I’ve gained weight since the surgery. My thyroid is suppressed, I’m on a low dose of synthetic thyroid hormone replacement. But honestly I think it’s the chocolate chip cookies. I’m blocked about going back to the gym, a hurdle I just need to get over. The plan is to hit the gym for a spin class today at 3:30pm. Wish me luck.
I want to live my life fully and do everything I can to be healthy through this. I know I’ll feel better if I go back to being dairy, soy and gluten-free. And the sugar. I need to cut out the added sugar, cancer’s favorite food. Sugar was the first substance I abused and one I fall back on by default. My best friend and my worst enemy. It doesn’t make me feel good, well it does initially, but the feeling I get soon after dispels the temporary high, much like the hangovers I’d get from drinking too much.
Practicing moderation and temperance is tricky for the alcoholic in me. My passions run amok. This time it’s gluttony, one of the seven deadly sins and a character defect I had to face during my fourth step. If I can channel these passions into healthy ones, exercise and meditation, I’ll be ahead of the game. And gratitude.
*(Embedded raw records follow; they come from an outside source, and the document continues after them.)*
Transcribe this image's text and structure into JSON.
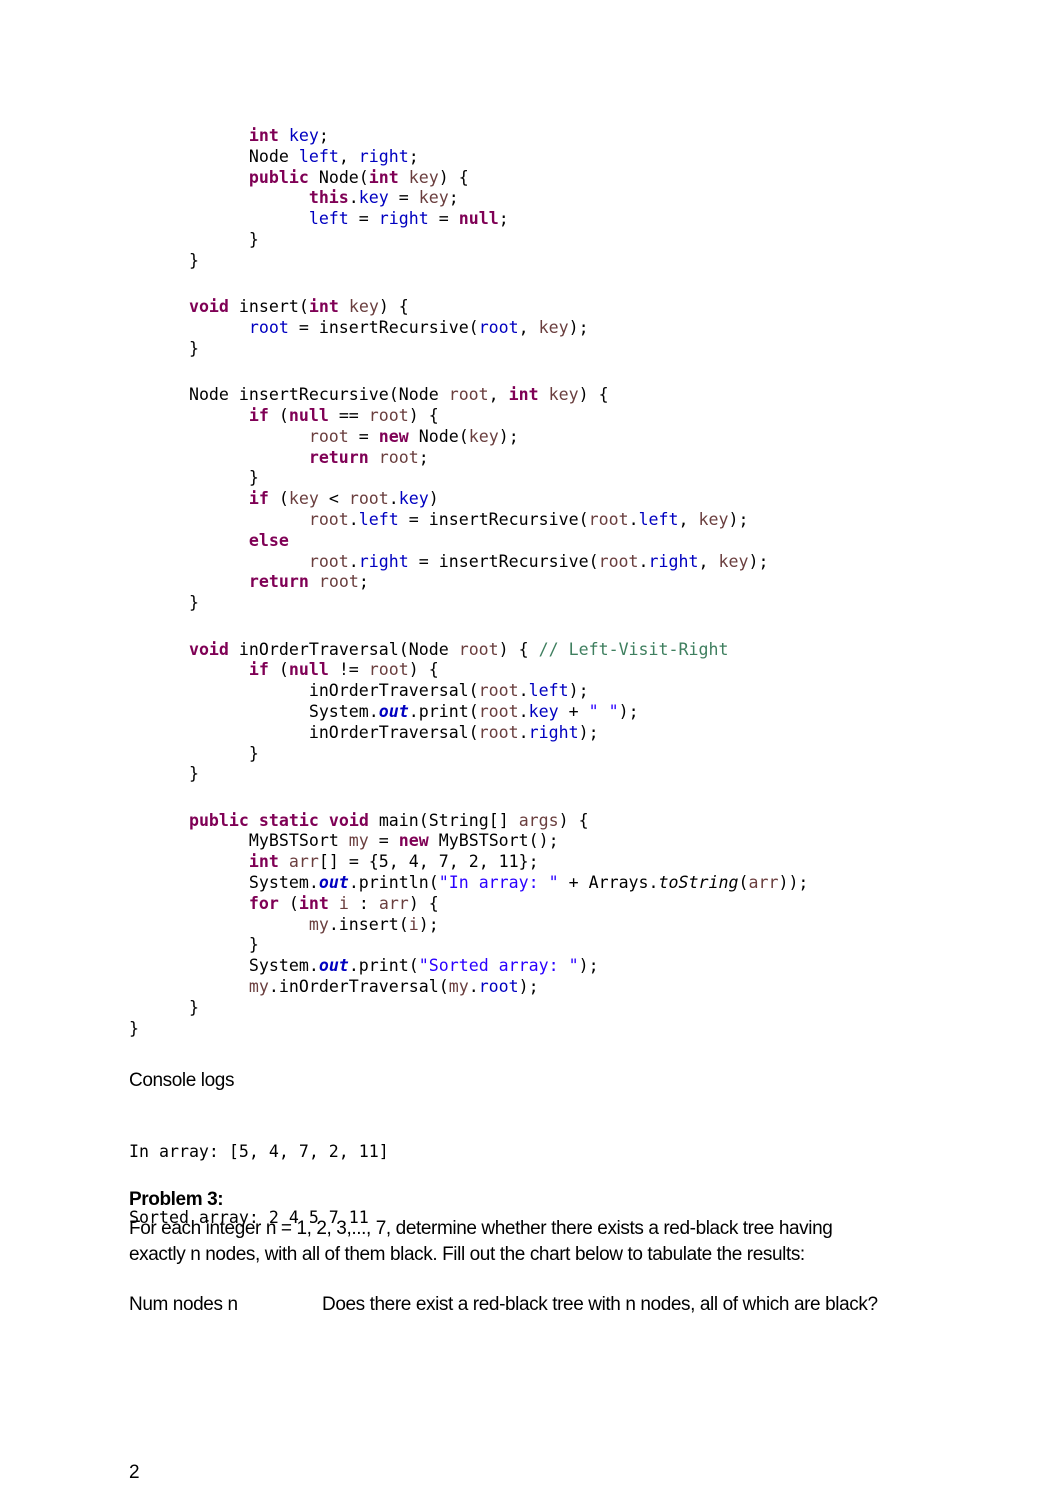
{
  "code": {
    "language": "java",
    "lines": [
      {
        "indent": 2,
        "tokens": [
          {
            "t": "int",
            "c": "kw"
          },
          {
            "t": " "
          },
          {
            "t": "key",
            "c": "fld"
          },
          {
            "t": ";"
          }
        ]
      },
      {
        "indent": 2,
        "tokens": [
          {
            "t": "Node "
          },
          {
            "t": "left",
            "c": "fld"
          },
          {
            "t": ", "
          },
          {
            "t": "right",
            "c": "fld"
          },
          {
            "t": ";"
          }
        ]
      },
      {
        "indent": 2,
        "tokens": [
          {
            "t": "public",
            "c": "kw"
          },
          {
            "t": " Node("
          },
          {
            "t": "int",
            "c": "kw"
          },
          {
            "t": " "
          },
          {
            "t": "key",
            "c": "loc"
          },
          {
            "t": ") {"
          }
        ]
      },
      {
        "indent": 3,
        "tokens": [
          {
            "t": "this",
            "c": "kw"
          },
          {
            "t": "."
          },
          {
            "t": "key",
            "c": "fld"
          },
          {
            "t": " = "
          },
          {
            "t": "key",
            "c": "loc"
          },
          {
            "t": ";"
          }
        ]
      },
      {
        "indent": 3,
        "tokens": [
          {
            "t": "left",
            "c": "fld"
          },
          {
            "t": " = "
          },
          {
            "t": "right",
            "c": "fld"
          },
          {
            "t": " = "
          },
          {
            "t": "null",
            "c": "kw"
          },
          {
            "t": ";"
          }
        ]
      },
      {
        "indent": 2,
        "tokens": [
          {
            "t": "}"
          }
        ]
      },
      {
        "indent": 1,
        "tokens": [
          {
            "t": "}"
          }
        ]
      },
      {
        "blank": true
      },
      {
        "indent": 1,
        "tokens": [
          {
            "t": "void",
            "c": "kw"
          },
          {
            "t": " insert("
          },
          {
            "t": "int",
            "c": "kw"
          },
          {
            "t": " "
          },
          {
            "t": "key",
            "c": "loc"
          },
          {
            "t": ") {"
          }
        ]
      },
      {
        "indent": 2,
        "tokens": [
          {
            "t": "root",
            "c": "fld"
          },
          {
            "t": " = insertRecursive("
          },
          {
            "t": "root",
            "c": "fld"
          },
          {
            "t": ", "
          },
          {
            "t": "key",
            "c": "loc"
          },
          {
            "t": ");"
          }
        ]
      },
      {
        "indent": 1,
        "tokens": [
          {
            "t": "}"
          }
        ]
      },
      {
        "blank": true
      },
      {
        "indent": 1,
        "tokens": [
          {
            "t": "Node insertRecursive(Node "
          },
          {
            "t": "root",
            "c": "loc"
          },
          {
            "t": ", "
          },
          {
            "t": "int",
            "c": "kw"
          },
          {
            "t": " "
          },
          {
            "t": "key",
            "c": "loc"
          },
          {
            "t": ") {"
          }
        ]
      },
      {
        "indent": 2,
        "tokens": [
          {
            "t": "if",
            "c": "kw"
          },
          {
            "t": " ("
          },
          {
            "t": "null",
            "c": "kw"
          },
          {
            "t": " == "
          },
          {
            "t": "root",
            "c": "loc"
          },
          {
            "t": ") {"
          }
        ]
      },
      {
        "indent": 3,
        "tokens": [
          {
            "t": "root",
            "c": "loc"
          },
          {
            "t": " = "
          },
          {
            "t": "new",
            "c": "kw"
          },
          {
            "t": " Node("
          },
          {
            "t": "key",
            "c": "loc"
          },
          {
            "t": ");"
          }
        ]
      },
      {
        "indent": 3,
        "tokens": [
          {
            "t": "return",
            "c": "kw"
          },
          {
            "t": " "
          },
          {
            "t": "root",
            "c": "loc"
          },
          {
            "t": ";"
          }
        ]
      },
      {
        "indent": 2,
        "tokens": [
          {
            "t": "}"
          }
        ]
      },
      {
        "indent": 2,
        "tokens": [
          {
            "t": "if",
            "c": "kw"
          },
          {
            "t": " ("
          },
          {
            "t": "key",
            "c": "loc"
          },
          {
            "t": " < "
          },
          {
            "t": "root",
            "c": "loc"
          },
          {
            "t": "."
          },
          {
            "t": "key",
            "c": "fld"
          },
          {
            "t": ")"
          }
        ]
      },
      {
        "indent": 3,
        "tokens": [
          {
            "t": "root",
            "c": "loc"
          },
          {
            "t": "."
          },
          {
            "t": "left",
            "c": "fld"
          },
          {
            "t": " = insertRecursive("
          },
          {
            "t": "root",
            "c": "loc"
          },
          {
            "t": "."
          },
          {
            "t": "left",
            "c": "fld"
          },
          {
            "t": ", "
          },
          {
            "t": "key",
            "c": "loc"
          },
          {
            "t": ");"
          }
        ]
      },
      {
        "indent": 2,
        "tokens": [
          {
            "t": "else",
            "c": "kw"
          }
        ]
      },
      {
        "indent": 3,
        "tokens": [
          {
            "t": "root",
            "c": "loc"
          },
          {
            "t": "."
          },
          {
            "t": "right",
            "c": "fld"
          },
          {
            "t": " = insertRecursive("
          },
          {
            "t": "root",
            "c": "loc"
          },
          {
            "t": "."
          },
          {
            "t": "right",
            "c": "fld"
          },
          {
            "t": ", "
          },
          {
            "t": "key",
            "c": "loc"
          },
          {
            "t": ");"
          }
        ]
      },
      {
        "indent": 2,
        "tokens": [
          {
            "t": "return",
            "c": "kw"
          },
          {
            "t": " "
          },
          {
            "t": "root",
            "c": "loc"
          },
          {
            "t": ";"
          }
        ]
      },
      {
        "indent": 1,
        "tokens": [
          {
            "t": "}"
          }
        ]
      },
      {
        "blank": true
      },
      {
        "indent": 1,
        "tokens": [
          {
            "t": "void",
            "c": "kw"
          },
          {
            "t": " inOrderTraversal(Node "
          },
          {
            "t": "root",
            "c": "loc"
          },
          {
            "t": ") { "
          },
          {
            "t": "// Left-Visit-Right",
            "c": "cmt"
          }
        ]
      },
      {
        "indent": 2,
        "tokens": [
          {
            "t": "if",
            "c": "kw"
          },
          {
            "t": " ("
          },
          {
            "t": "null",
            "c": "kw"
          },
          {
            "t": " != "
          },
          {
            "t": "root",
            "c": "loc"
          },
          {
            "t": ") {"
          }
        ]
      },
      {
        "indent": 3,
        "tokens": [
          {
            "t": "inOrderTraversal("
          },
          {
            "t": "root",
            "c": "loc"
          },
          {
            "t": "."
          },
          {
            "t": "left",
            "c": "fld"
          },
          {
            "t": ");"
          }
        ]
      },
      {
        "indent": 3,
        "tokens": [
          {
            "t": "System."
          },
          {
            "t": "out",
            "c": "sfld"
          },
          {
            "t": ".print("
          },
          {
            "t": "root",
            "c": "loc"
          },
          {
            "t": "."
          },
          {
            "t": "key",
            "c": "fld"
          },
          {
            "t": " + "
          },
          {
            "t": "\" \"",
            "c": "str"
          },
          {
            "t": ");"
          }
        ]
      },
      {
        "indent": 3,
        "tokens": [
          {
            "t": "inOrderTraversal("
          },
          {
            "t": "root",
            "c": "loc"
          },
          {
            "t": "."
          },
          {
            "t": "right",
            "c": "fld"
          },
          {
            "t": ");"
          }
        ]
      },
      {
        "indent": 2,
        "tokens": [
          {
            "t": "}"
          }
        ]
      },
      {
        "indent": 1,
        "tokens": [
          {
            "t": "}"
          }
        ]
      },
      {
        "blank": true
      },
      {
        "indent": 1,
        "tokens": [
          {
            "t": "public",
            "c": "kw"
          },
          {
            "t": " "
          },
          {
            "t": "static",
            "c": "kw"
          },
          {
            "t": " "
          },
          {
            "t": "void",
            "c": "kw"
          },
          {
            "t": " main(String[] "
          },
          {
            "t": "args",
            "c": "loc"
          },
          {
            "t": ") {"
          }
        ]
      },
      {
        "indent": 2,
        "tokens": [
          {
            "t": "MyBSTSort "
          },
          {
            "t": "my",
            "c": "loc"
          },
          {
            "t": " = "
          },
          {
            "t": "new",
            "c": "kw"
          },
          {
            "t": " MyBSTSort();"
          }
        ]
      },
      {
        "indent": 2,
        "tokens": [
          {
            "t": "int",
            "c": "kw"
          },
          {
            "t": " "
          },
          {
            "t": "arr",
            "c": "loc"
          },
          {
            "t": "[] = {5, 4, 7, 2, 11};"
          }
        ]
      },
      {
        "indent": 2,
        "tokens": [
          {
            "t": "System."
          },
          {
            "t": "out",
            "c": "sfld"
          },
          {
            "t": ".println("
          },
          {
            "t": "\"In array: \"",
            "c": "str"
          },
          {
            "t": " + Arrays."
          },
          {
            "t": "toString",
            "c": "sm"
          },
          {
            "t": "("
          },
          {
            "t": "arr",
            "c": "loc"
          },
          {
            "t": "));"
          }
        ]
      },
      {
        "indent": 2,
        "tokens": [
          {
            "t": "for",
            "c": "kw"
          },
          {
            "t": " ("
          },
          {
            "t": "int",
            "c": "kw"
          },
          {
            "t": " "
          },
          {
            "t": "i",
            "c": "loc"
          },
          {
            "t": " : "
          },
          {
            "t": "arr",
            "c": "loc"
          },
          {
            "t": ") {"
          }
        ]
      },
      {
        "indent": 3,
        "tokens": [
          {
            "t": "my",
            "c": "loc"
          },
          {
            "t": ".insert("
          },
          {
            "t": "i",
            "c": "loc"
          },
          {
            "t": ");"
          }
        ]
      },
      {
        "indent": 2,
        "tokens": [
          {
            "t": "}"
          }
        ]
      },
      {
        "indent": 2,
        "tokens": [
          {
            "t": "System."
          },
          {
            "t": "out",
            "c": "sfld"
          },
          {
            "t": ".print("
          },
          {
            "t": "\"Sorted array: \"",
            "c": "str"
          },
          {
            "t": ");"
          }
        ]
      },
      {
        "indent": 2,
        "tokens": [
          {
            "t": "my",
            "c": "loc"
          },
          {
            "t": ".inOrderTraversal("
          },
          {
            "t": "my",
            "c": "loc"
          },
          {
            "t": "."
          },
          {
            "t": "root",
            "c": "fld"
          },
          {
            "t": ");"
          }
        ]
      },
      {
        "indent": 1,
        "tokens": [
          {
            "t": "}"
          }
        ]
      },
      {
        "indent": 0,
        "tokens": [
          {
            "t": "}"
          }
        ]
      }
    ]
  },
  "console": {
    "title": "Console logs",
    "lines": [
      "In array: [5, 4, 7, 2, 11]",
      "Sorted array: 2 4 5 7 11"
    ]
  },
  "problem3": {
    "title": "Problem 3:",
    "body": "For each integer n = 1, 2, 3,..., 7, determine whether there exists a red-black tree having exactly n nodes, with all of them black. Fill out the chart below to tabulate the results:",
    "table_header": {
      "col1": "Num nodes n",
      "col2": "Does there exist a red-black tree with n nodes, all of which are black?"
    }
  },
  "page_number": "2"
}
I need to practice gratitude. After all, I could be facing a more virulent form of cancer and the treatment and prognosis could be much worse. So what if I’m radioactive for a week? The worst part of that will be not being able to cuddle with my pups.
I’m grateful for having this outlet to write about my experience. Writing down the bones. That’s it. And this is therapeutic. It’s my story and it’s a good one, really. In a few years I’ll look back on it and it will be a memory, just like the one of me at five years old standing in that big empty room with the large noisy machine. It will be over, I’ll have moved on.